We introduce Prob-GParareal, a probabilistic extension of the GParareal algorithm designed to provide uncertainty quantification for the Parallel-in-Time (PinT) solution of (ordinary and partial) differential equations (ODEs, PDEs). The method employs Gaussian processes (GPs) to model the Parareal correction function, in line with GParareal, further enabling the propagation of numerical uncertainty across time and yielding probabilistic forecasts of the system's evolution. Furthermore, Prob-GParareal accommodates probabilistic initial conditions and maintains compatibility with classical numerical solvers, ensuring its straightforward integration into existing Parareal frameworks. Here, we first conduct a theoretical analysis of the computational complexity and derive error bounds of Prob-GParareal. Then, we numerically demonstrate the accuracy and robustness of the proposed algorithm on five benchmark ODE systems, including chaotic, stiff, and bifurcation problems. To showcase the flexibility and potential scalability of the proposed algorithm, we also consider Prob-nnGParareal, a variant obtained by replacing the GPs in Parareal with the nearest-neighbors GPs, illustrating its increased performance on an additional PDE example. This work bridges a critical gap in the development of probabilistic counterparts to established PinT methods.

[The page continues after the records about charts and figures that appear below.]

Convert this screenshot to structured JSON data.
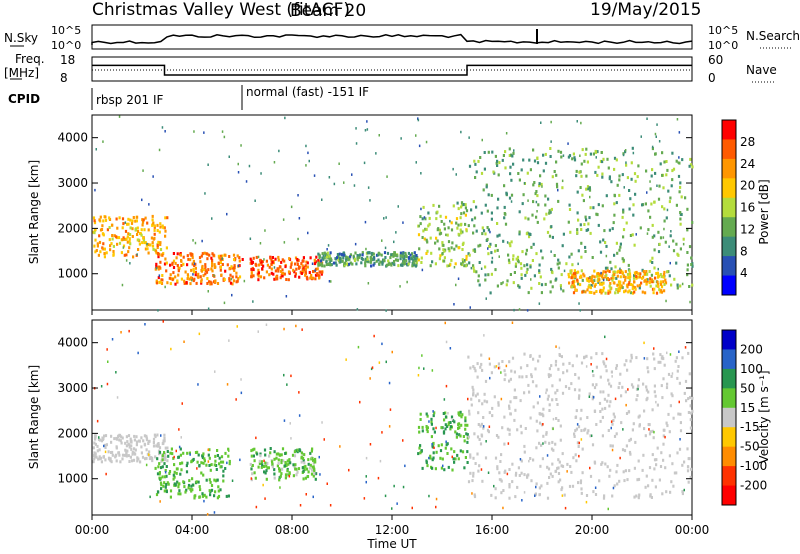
{
  "header": {
    "station": "Christmas Valley West (fitACF)",
    "beam": "Beam 20",
    "date": "19/May/2015"
  },
  "summary_panels": {
    "nsky_label": "N.Sky",
    "nsky_ticks": [
      "10^5",
      "10^0"
    ],
    "nsearch_label": "N.Search",
    "nsearch_ticks": [
      "10^5",
      "10^0"
    ],
    "freq_label_line1": "Freq.",
    "freq_label_line2": "[MHz]",
    "freq_ticks": [
      "18",
      "8"
    ],
    "nave_label": "Nave",
    "nave_ticks": [
      "60",
      "0"
    ],
    "cpid_label": "CPID",
    "cpid_segments": [
      {
        "label": "rbsp 201 IF",
        "start_hour": 0
      },
      {
        "label": "normal (fast) -151 IF",
        "start_hour": 6
      }
    ],
    "frequency_mhz": [
      {
        "start_hour": 0,
        "end_hour": 2.9,
        "value": 14.5
      },
      {
        "start_hour": 2.9,
        "end_hour": 15.0,
        "value": 10.5
      },
      {
        "start_hour": 15.0,
        "end_hour": 24,
        "value": 14.5
      }
    ]
  },
  "chart_data": [
    {
      "type": "heatmap",
      "name": "power",
      "ylabel": "Slant Range [km]",
      "ylim": [
        200,
        4500
      ],
      "yticks": [
        "4000",
        "3000",
        "2000",
        "1000"
      ],
      "xlim_hours": [
        0,
        24
      ],
      "colorbar_label": "Power [dB]",
      "colorbar_ticks": [
        "28",
        "24",
        "20",
        "16",
        "12",
        "8",
        "4"
      ],
      "colorbar_colors": [
        "#ff0000",
        "#ff5a00",
        "#ff9600",
        "#ffc800",
        "#b4dc3c",
        "#64aa50",
        "#3c8c78",
        "#2850b4",
        "#0000ff"
      ],
      "features": [
        {
          "start_hour": 0.0,
          "end_hour": 3.0,
          "range_km": [
            1400,
            2300
          ],
          "power_db": 22
        },
        {
          "start_hour": 2.5,
          "end_hour": 6.0,
          "range_km": [
            800,
            1500
          ],
          "power_db": 26
        },
        {
          "start_hour": 6.3,
          "end_hour": 9.2,
          "range_km": [
            900,
            1400
          ],
          "power_db": 28
        },
        {
          "start_hour": 9.0,
          "end_hour": 13.0,
          "range_km": [
            1200,
            1500
          ],
          "power_db": 10
        },
        {
          "start_hour": 13.0,
          "end_hour": 15.0,
          "range_km": [
            1200,
            2600
          ],
          "power_db": 14
        },
        {
          "start_hour": 15.0,
          "end_hour": 24.0,
          "range_km": [
            600,
            3800
          ],
          "power_db": 12
        },
        {
          "start_hour": 19.0,
          "end_hour": 23.0,
          "range_km": [
            600,
            1100
          ],
          "power_db": 22
        }
      ]
    },
    {
      "type": "heatmap",
      "name": "velocity",
      "ylabel": "Slant Range [km]",
      "ylim": [
        200,
        4500
      ],
      "yticks": [
        "4000",
        "3000",
        "2000",
        "1000"
      ],
      "xlim_hours": [
        0,
        24
      ],
      "xticks": [
        "00:00",
        "04:00",
        "08:00",
        "12:00",
        "16:00",
        "20:00",
        "00:00"
      ],
      "xlabel": "Time UT",
      "colorbar_label": "Velocity [m s⁻¹]",
      "colorbar_ticks": [
        "200",
        "100",
        "50",
        "15",
        "-15",
        "-50",
        "-100",
        "-200"
      ],
      "colorbar_colors": [
        "#0000c8",
        "#2864c8",
        "#289650",
        "#64c832",
        "#c8c8c8",
        "#ffc800",
        "#ff8c00",
        "#ff3200",
        "#ff0000"
      ],
      "features": [
        {
          "start_hour": 0.0,
          "end_hour": 3.0,
          "range_km": [
            1400,
            2000
          ],
          "velocity_ms": 0
        },
        {
          "start_hour": 2.5,
          "end_hour": 5.5,
          "range_km": [
            600,
            1700
          ],
          "velocity_ms": 30
        },
        {
          "start_hour": 6.3,
          "end_hour": 9.0,
          "range_km": [
            1000,
            1700
          ],
          "velocity_ms": 25
        },
        {
          "start_hour": 13.0,
          "end_hour": 15.0,
          "range_km": [
            1200,
            2500
          ],
          "velocity_ms": 30
        },
        {
          "start_hour": 15.0,
          "end_hour": 24.0,
          "range_km": [
            600,
            3800
          ],
          "velocity_ms": 0
        }
      ]
    }
  ]
}
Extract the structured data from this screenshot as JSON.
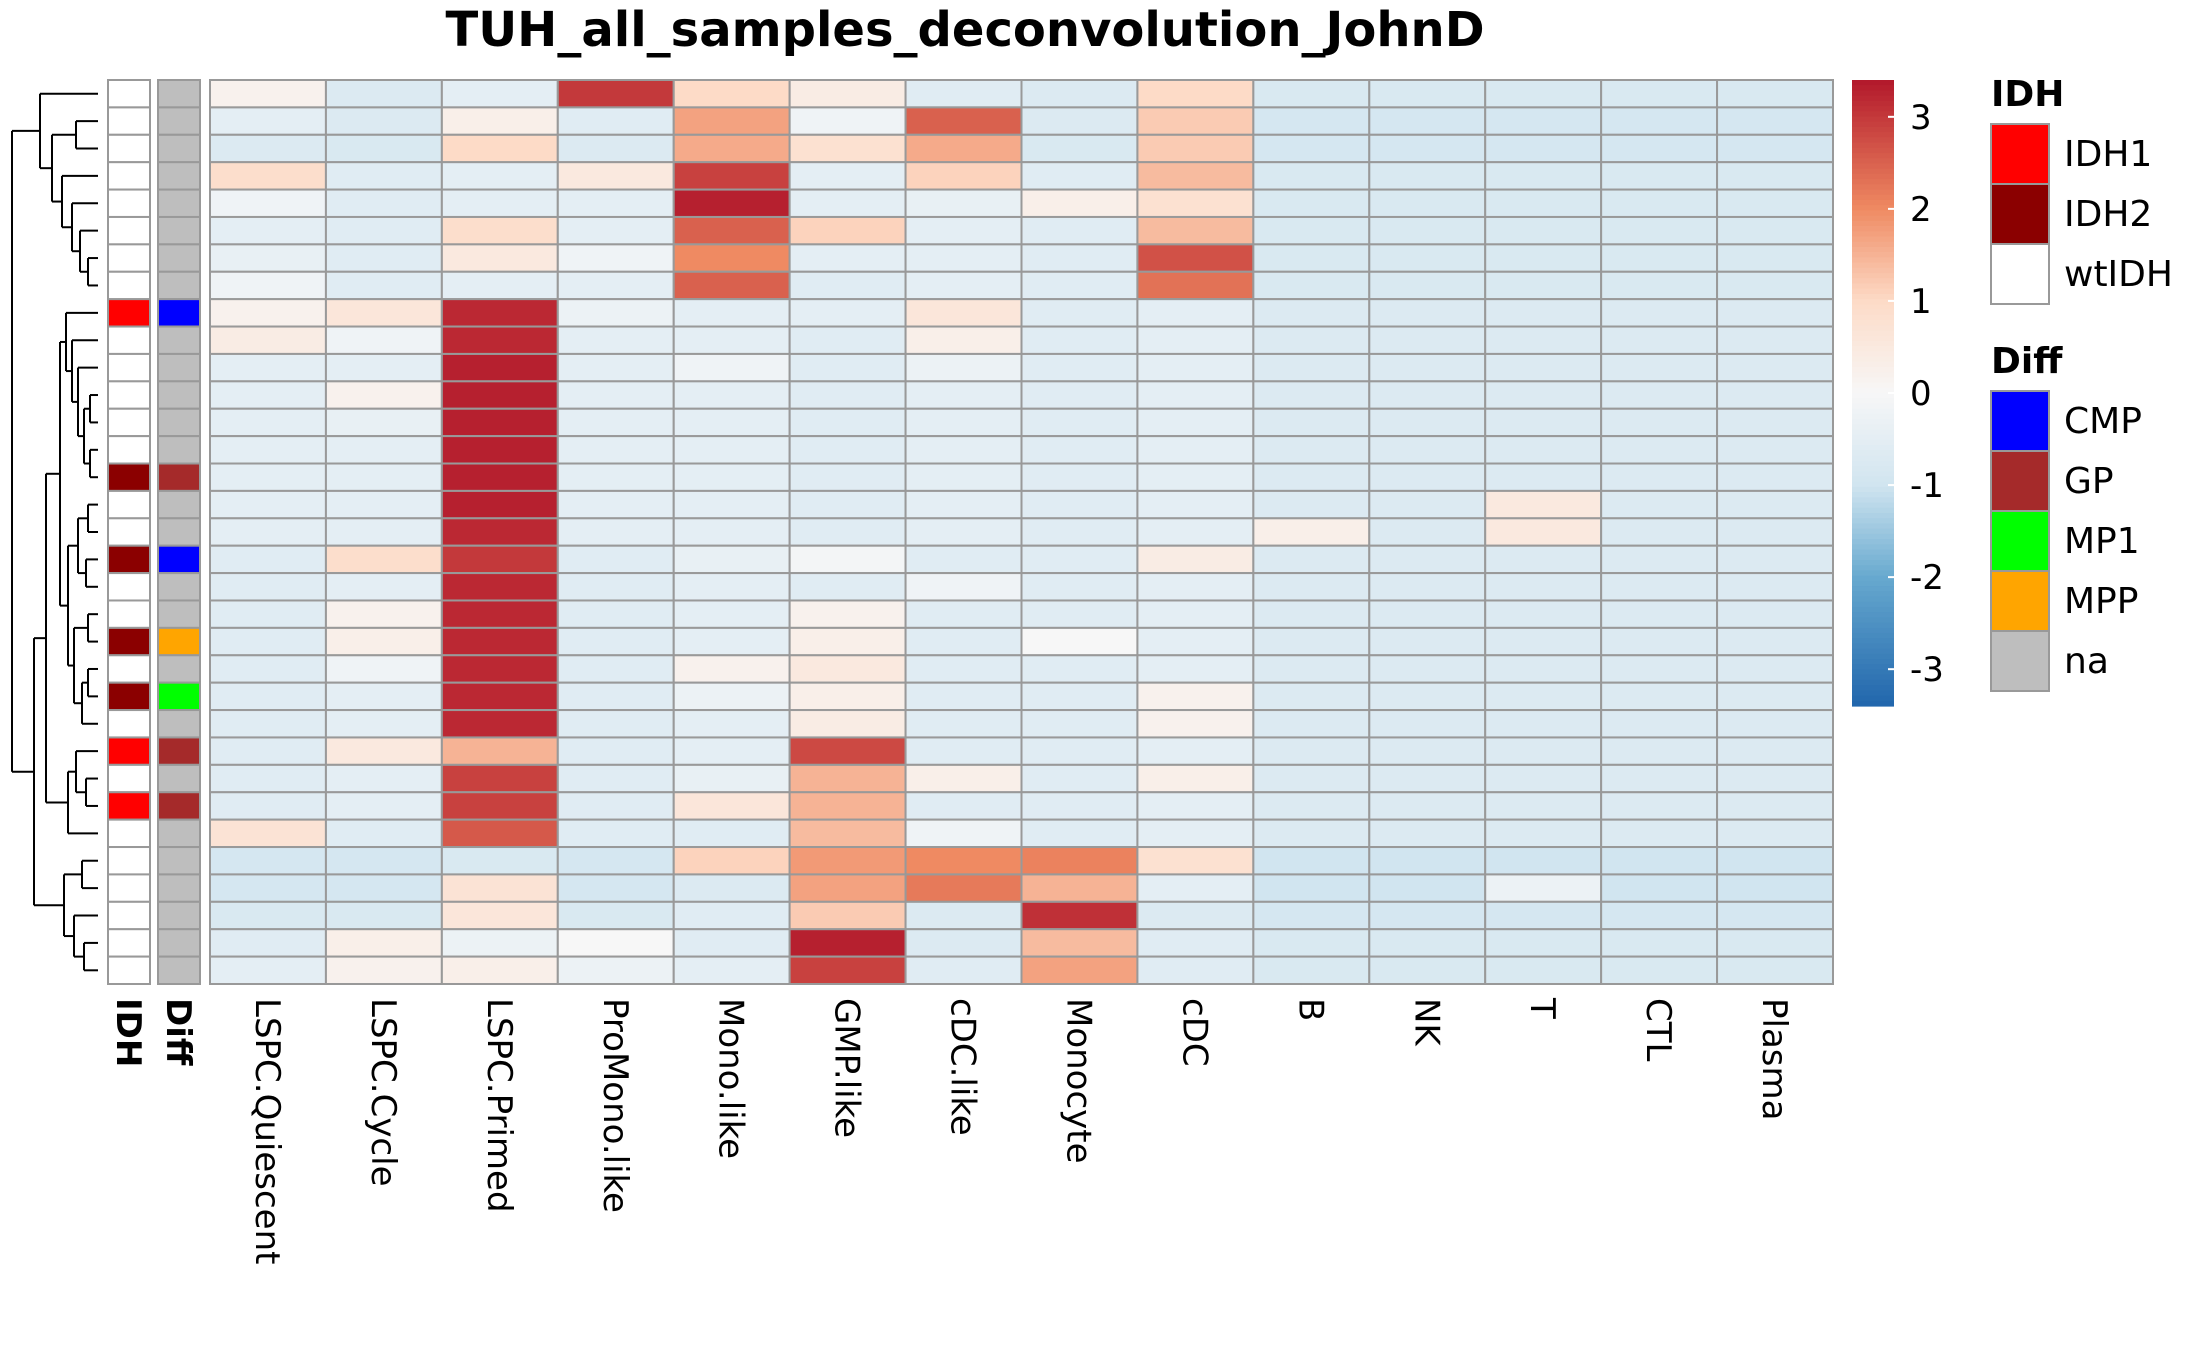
{
  "chart_data": {
    "type": "heatmap",
    "title": "TUH_all_samples_deconvolution_JohnD",
    "columns": [
      "LSPC.Quiescent",
      "LSPC.Cycle",
      "LSPC.Primed",
      "ProMono.like",
      "Mono.like",
      "GMP.like",
      "cDC.like",
      "Monocyte",
      "cDC",
      "B",
      "NK",
      "T",
      "CTL",
      "Plasma"
    ],
    "annotation_columns": [
      "IDH",
      "Diff"
    ],
    "annotations": {
      "IDH": [
        "wtIDH",
        "wtIDH",
        "wtIDH",
        "wtIDH",
        "wtIDH",
        "wtIDH",
        "wtIDH",
        "wtIDH",
        "IDH1",
        "wtIDH",
        "wtIDH",
        "wtIDH",
        "wtIDH",
        "wtIDH",
        "IDH2",
        "wtIDH",
        "wtIDH",
        "IDH2",
        "wtIDH",
        "wtIDH",
        "IDH2",
        "wtIDH",
        "IDH2",
        "wtIDH",
        "IDH1",
        "wtIDH",
        "IDH1",
        "wtIDH",
        "wtIDH",
        "wtIDH",
        "wtIDH",
        "wtIDH",
        "wtIDH"
      ],
      "Diff": [
        "na",
        "na",
        "na",
        "na",
        "na",
        "na",
        "na",
        "na",
        "CMP",
        "na",
        "na",
        "na",
        "na",
        "na",
        "GP",
        "na",
        "na",
        "CMP",
        "na",
        "na",
        "MPP",
        "na",
        "MP1",
        "na",
        "GP",
        "na",
        "GP",
        "na",
        "na",
        "na",
        "na",
        "na",
        "na"
      ]
    },
    "values": [
      [
        0.2,
        -0.7,
        -0.5,
        3.0,
        1.0,
        0.4,
        -0.6,
        -0.7,
        1.0,
        -0.8,
        -0.8,
        -0.8,
        -0.8,
        -0.8
      ],
      [
        -0.5,
        -0.7,
        0.3,
        -0.6,
        1.7,
        -0.2,
        2.5,
        -0.7,
        1.2,
        -0.9,
        -0.9,
        -0.9,
        -0.9,
        -0.9
      ],
      [
        -0.7,
        -0.8,
        1.0,
        -0.7,
        1.6,
        0.8,
        1.6,
        -0.8,
        1.2,
        -0.9,
        -0.9,
        -0.9,
        -0.9,
        -0.9
      ],
      [
        0.9,
        -0.6,
        -0.5,
        0.5,
        2.9,
        -0.5,
        1.1,
        -0.6,
        1.4,
        -0.8,
        -0.8,
        -0.8,
        -0.8,
        -0.8
      ],
      [
        -0.2,
        -0.6,
        -0.5,
        -0.5,
        3.3,
        -0.5,
        -0.4,
        0.3,
        0.8,
        -0.8,
        -0.8,
        -0.8,
        -0.8,
        -0.8
      ],
      [
        -0.5,
        -0.6,
        0.9,
        -0.5,
        2.5,
        1.1,
        -0.5,
        -0.6,
        1.4,
        -0.8,
        -0.8,
        -0.8,
        -0.8,
        -0.8
      ],
      [
        -0.4,
        -0.6,
        0.5,
        -0.2,
        2.0,
        -0.5,
        -0.5,
        -0.6,
        2.7,
        -0.8,
        -0.8,
        -0.8,
        -0.8,
        -0.8
      ],
      [
        -0.2,
        -0.6,
        -0.5,
        -0.5,
        2.5,
        -0.6,
        -0.5,
        -0.6,
        2.3,
        -0.8,
        -0.8,
        -0.8,
        -0.8,
        -0.8
      ],
      [
        0.2,
        0.6,
        3.2,
        -0.3,
        -0.5,
        -0.5,
        0.6,
        -0.6,
        -0.5,
        -0.7,
        -0.7,
        -0.7,
        -0.7,
        -0.7
      ],
      [
        0.4,
        -0.2,
        3.2,
        -0.5,
        -0.5,
        -0.6,
        0.3,
        -0.6,
        -0.5,
        -0.7,
        -0.7,
        -0.7,
        -0.7,
        -0.7
      ],
      [
        -0.5,
        -0.5,
        3.3,
        -0.5,
        -0.2,
        -0.6,
        -0.3,
        -0.6,
        -0.5,
        -0.7,
        -0.7,
        -0.7,
        -0.7,
        -0.7
      ],
      [
        -0.5,
        0.2,
        3.3,
        -0.5,
        -0.5,
        -0.6,
        -0.5,
        -0.6,
        -0.5,
        -0.7,
        -0.7,
        -0.7,
        -0.7,
        -0.7
      ],
      [
        -0.5,
        -0.4,
        3.3,
        -0.5,
        -0.5,
        -0.6,
        -0.5,
        -0.6,
        -0.5,
        -0.7,
        -0.7,
        -0.7,
        -0.7,
        -0.7
      ],
      [
        -0.5,
        -0.5,
        3.3,
        -0.5,
        -0.5,
        -0.6,
        -0.5,
        -0.6,
        -0.5,
        -0.7,
        -0.7,
        -0.7,
        -0.7,
        -0.7
      ],
      [
        -0.5,
        -0.5,
        3.3,
        -0.5,
        -0.5,
        -0.6,
        -0.5,
        -0.6,
        -0.5,
        -0.7,
        -0.7,
        -0.7,
        -0.7,
        -0.7
      ],
      [
        -0.5,
        -0.5,
        3.3,
        -0.5,
        -0.5,
        -0.6,
        -0.5,
        -0.6,
        -0.5,
        -0.7,
        -0.7,
        0.5,
        -0.7,
        -0.7
      ],
      [
        -0.5,
        -0.5,
        3.2,
        -0.5,
        -0.5,
        -0.6,
        -0.5,
        -0.6,
        -0.5,
        0.3,
        -0.7,
        0.5,
        -0.7,
        -0.7
      ],
      [
        -0.6,
        0.9,
        3.0,
        -0.6,
        -0.4,
        -0.1,
        -0.6,
        -0.6,
        0.4,
        -0.7,
        -0.7,
        -0.7,
        -0.7,
        -0.7
      ],
      [
        -0.6,
        -0.5,
        3.2,
        -0.6,
        -0.5,
        -0.6,
        -0.2,
        -0.6,
        -0.5,
        -0.7,
        -0.7,
        -0.7,
        -0.7,
        -0.7
      ],
      [
        -0.6,
        0.2,
        3.2,
        -0.6,
        -0.5,
        0.2,
        -0.6,
        -0.6,
        -0.5,
        -0.7,
        -0.7,
        -0.7,
        -0.7,
        -0.7
      ],
      [
        -0.6,
        0.3,
        3.2,
        -0.6,
        -0.5,
        0.3,
        -0.6,
        0.0,
        -0.5,
        -0.7,
        -0.7,
        -0.7,
        -0.7,
        -0.7
      ],
      [
        -0.6,
        -0.2,
        3.2,
        -0.6,
        0.2,
        0.5,
        -0.6,
        -0.6,
        -0.5,
        -0.7,
        -0.7,
        -0.7,
        -0.7,
        -0.7
      ],
      [
        -0.6,
        -0.5,
        3.2,
        -0.6,
        -0.3,
        0.3,
        -0.6,
        -0.6,
        0.2,
        -0.7,
        -0.7,
        -0.7,
        -0.7,
        -0.7
      ],
      [
        -0.6,
        -0.5,
        3.2,
        -0.6,
        -0.5,
        0.4,
        -0.6,
        -0.6,
        0.2,
        -0.7,
        -0.7,
        -0.7,
        -0.7,
        -0.7
      ],
      [
        -0.6,
        0.5,
        1.5,
        -0.6,
        -0.5,
        2.8,
        -0.6,
        -0.6,
        -0.5,
        -0.7,
        -0.7,
        -0.7,
        -0.7,
        -0.7
      ],
      [
        -0.6,
        -0.5,
        2.9,
        -0.6,
        -0.4,
        1.5,
        0.3,
        -0.6,
        0.3,
        -0.7,
        -0.7,
        -0.7,
        -0.7,
        -0.7
      ],
      [
        -0.6,
        -0.5,
        2.9,
        -0.6,
        0.6,
        1.5,
        -0.6,
        -0.6,
        -0.5,
        -0.7,
        -0.7,
        -0.7,
        -0.7,
        -0.7
      ],
      [
        0.7,
        -0.6,
        2.6,
        -0.6,
        -0.6,
        1.4,
        -0.2,
        -0.6,
        -0.5,
        -0.7,
        -0.7,
        -0.7,
        -0.7,
        -0.7
      ],
      [
        -0.9,
        -0.9,
        -0.8,
        -0.9,
        1.1,
        1.8,
        2.0,
        2.1,
        0.8,
        -1.0,
        -1.0,
        -1.0,
        -1.0,
        -1.0
      ],
      [
        -0.9,
        -0.9,
        0.7,
        -0.9,
        -0.7,
        1.7,
        2.2,
        1.5,
        -0.5,
        -1.0,
        -1.0,
        -0.3,
        -1.0,
        -1.0
      ],
      [
        -0.8,
        -0.8,
        0.6,
        -0.8,
        -0.6,
        1.2,
        -0.7,
        3.1,
        -0.7,
        -0.9,
        -0.9,
        -0.9,
        -0.9,
        -0.9
      ],
      [
        -0.6,
        0.3,
        -0.3,
        0.0,
        -0.6,
        3.3,
        -0.7,
        1.4,
        -0.6,
        -0.8,
        -0.8,
        -0.8,
        -0.8,
        -0.8
      ],
      [
        -0.5,
        0.2,
        0.3,
        -0.3,
        -0.5,
        2.9,
        -0.6,
        1.7,
        -0.6,
        -0.8,
        -0.8,
        -0.8,
        -0.8,
        -0.8
      ]
    ],
    "color_scale": {
      "min": -3.4,
      "max": 3.4,
      "stops": [
        {
          "v": -3.4,
          "color": "#2166AC"
        },
        {
          "v": -2.0,
          "color": "#67A9CF"
        },
        {
          "v": -1.0,
          "color": "#D1E5F0"
        },
        {
          "v": 0.0,
          "color": "#F7F7F7"
        },
        {
          "v": 1.0,
          "color": "#FDDBC7"
        },
        {
          "v": 2.0,
          "color": "#EF8A62"
        },
        {
          "v": 3.4,
          "color": "#B2182B"
        }
      ],
      "ticks": [
        3,
        2,
        1,
        0,
        -1,
        -2,
        -3
      ]
    },
    "legends": [
      {
        "title": "IDH",
        "items": [
          {
            "label": "IDH1",
            "color": "#FF0000"
          },
          {
            "label": "IDH2",
            "color": "#8B0000"
          },
          {
            "label": "wtIDH",
            "color": "#FFFFFF"
          }
        ]
      },
      {
        "title": "Diff",
        "items": [
          {
            "label": "CMP",
            "color": "#0000FF"
          },
          {
            "label": "GP",
            "color": "#A52A2A"
          },
          {
            "label": "MP1",
            "color": "#00FF00"
          },
          {
            "label": "MPP",
            "color": "#FFA500"
          },
          {
            "label": "na",
            "color": "#BEBEBE"
          }
        ]
      }
    ],
    "grid": true,
    "dendrogram": "rows",
    "legend_position": "right"
  }
}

翻译：我们引入了Prob-GParareal，这是GParareal算法的概率扩展，旨在为（常微分方程和偏微分方程）的并行时间（PinT）求解提供不确定性量化。该方法采用高斯过程（GPs）对Parareal校正函数进行建模，与GParareal一致，进一步实现了数值不确定性在时间上的传播，并生成系统演化的概率预测。此外，Prob-GParareal支持概率初始条件，并保持与经典数值求解器的兼容性，确保其能无缝集成到现有的Parareal框架中。在此，我们首先对Prob-GParareal的计算复杂度进行理论分析，并推导其误差界。然后，我们在五个基准常微分方程系统（包括混沌、刚性和分岔问题）上数值验证了所提算法的准确性和鲁棒性。为了展示所提算法的灵活性和潜在可扩展性，我们还考虑了Prob-nnGParareal，这是通过将Parareal中的高斯过程替换为最近邻高斯过程得到的变体，并在一个额外的偏微分方程实例上展示了其性能提升。这项工作填补了为现有并行时间方法开发概率对应物方面的关键空白。